Через секунду кислота полностью растворила её, скормила мою фигуристку пустоте. Свитеры моей девочки стали расползаться на маленькие катышки. Они были живыми, эти катышки. Проснувшись от долгого сна, они попозли на меня, клацая зубами, словно стая свирепых хищников. Они шипели, щёлкали, даже бормотали какие-то слова, которые нельзя было разобрать. Катышки росли, становились похожими на мадагарскарских тараканов, только с острыми, акульими зубами и большими, умными глазками. Катышки-насекомые ползли ко мне, хотели съесть меня. Я попытался выбежать из автобуса, ринулся к дверям, но за дверями теперь не было того, привычного мира. Там текли реки мусора. Пачки от чипсов, использованные презервативы, фантики, бутылки... Да, мир превратился в одну большую помойку. Автобус плыл по реке, словно корабль. Пока я смотрел в окно, существа прогрызали дыры в полу автобуса, и он шёл ко дну. Всё должно превратиться в мусор... Каждый человек, каждый предмет в итоге будет сброшен в мусорную яму... Таков закон жизни.
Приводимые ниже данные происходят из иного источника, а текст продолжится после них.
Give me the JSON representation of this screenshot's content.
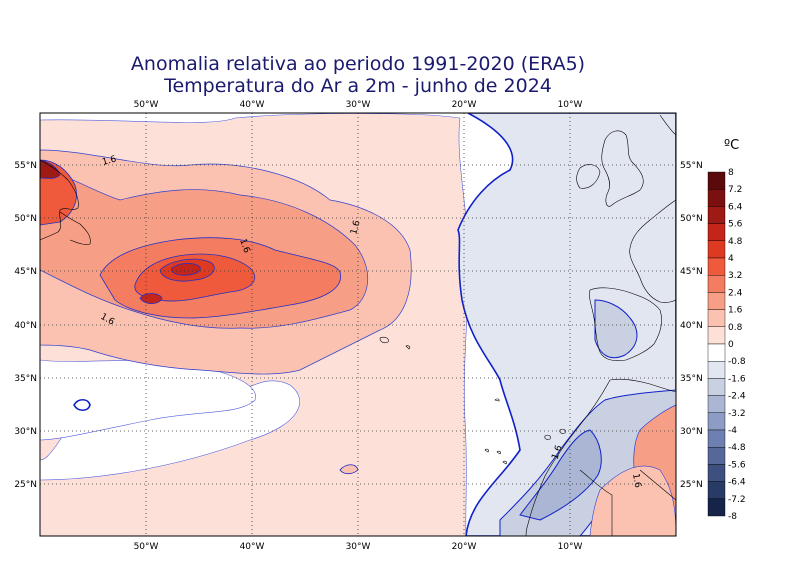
{
  "title_line1": "Anomalia relativa ao periodo 1991-2020 (ERA5)",
  "title_line2": "Temperatura do Ar a 2m - junho de 2024",
  "lon_labels": [
    "50°W",
    "40°W",
    "30°W",
    "20°W",
    "10°W"
  ],
  "lat_labels": [
    "55°N",
    "50°N",
    "45°N",
    "40°N",
    "35°N",
    "30°N",
    "25°N"
  ],
  "contour_label": "1.6",
  "colorbar": {
    "unit": "ºC",
    "levels": [
      "8",
      "7.2",
      "6.4",
      "5.6",
      "4.8",
      "4",
      "3.2",
      "2.4",
      "1.6",
      "0.8",
      "0",
      "-0.8",
      "-1.6",
      "-2.4",
      "-3.2",
      "-4",
      "-4.8",
      "-5.6",
      "-6.4",
      "-7.2",
      "-8"
    ],
    "colors": [
      "#5a0a0a",
      "#7a1010",
      "#9e1a14",
      "#c4241a",
      "#de3a22",
      "#ef5a3c",
      "#f47c60",
      "#f79e86",
      "#fbc2b2",
      "#fde0d8",
      "#ffffff",
      "#e2e6f0",
      "#c8d0e2",
      "#aab6d4",
      "#8c9cc4",
      "#6e80b2",
      "#56689a",
      "#3e5080",
      "#283a66",
      "#16244a",
      "#080c20"
    ]
  },
  "colors": {
    "title": "#1a1a6e",
    "contour_line": "#1020c8",
    "land_line": "#000000"
  }
}
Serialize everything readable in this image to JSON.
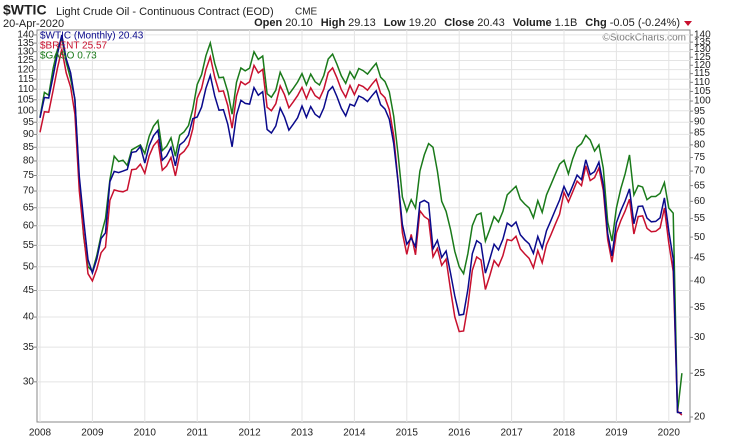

Я почувствовал, как тараканы-катышки заползли мне под штанину. Они шли чётким строем, словно маршировали по моей ноге. Ещё секунда - и существа начали отрывать своими небольшими, но острыми зубками маленькие кусочки от моего тела. Я почти не чувствовал боли - кроме обычной, будничной, душевной. Ведь это был сон, во сне нет боли. Именно поэтому мы так любим фантазии.
Тараканов у меня под одеждой становилось всё больше. Катышки сгрызали меня, освобождали мою кровь... Они повалили меня на пол и стали поедать меня, а я смотрел на серый, безжизненный потолок автобуса, который тонул в мусоре, и слышал, как катышки обсасывают косточки моих рук и ног. Я направил свои сломанные глаза на заднее сиденье и увидел там мою любимую девочку. Она была живой. Чудесные глазки, словно два солнца, излучали свет, освещали эту планету. Она улыбалась. Хорошо. Я снова подарил тебе улыбку. Ты можешь смеяться сколько угодно, глядя, как меня едят. Тебе простительно. Я люблю тебя... Я... Не знаю, как тебя назвать... Крошка, малышка, любимая? Нет, всё это банальщина. Лучше уж - пустота.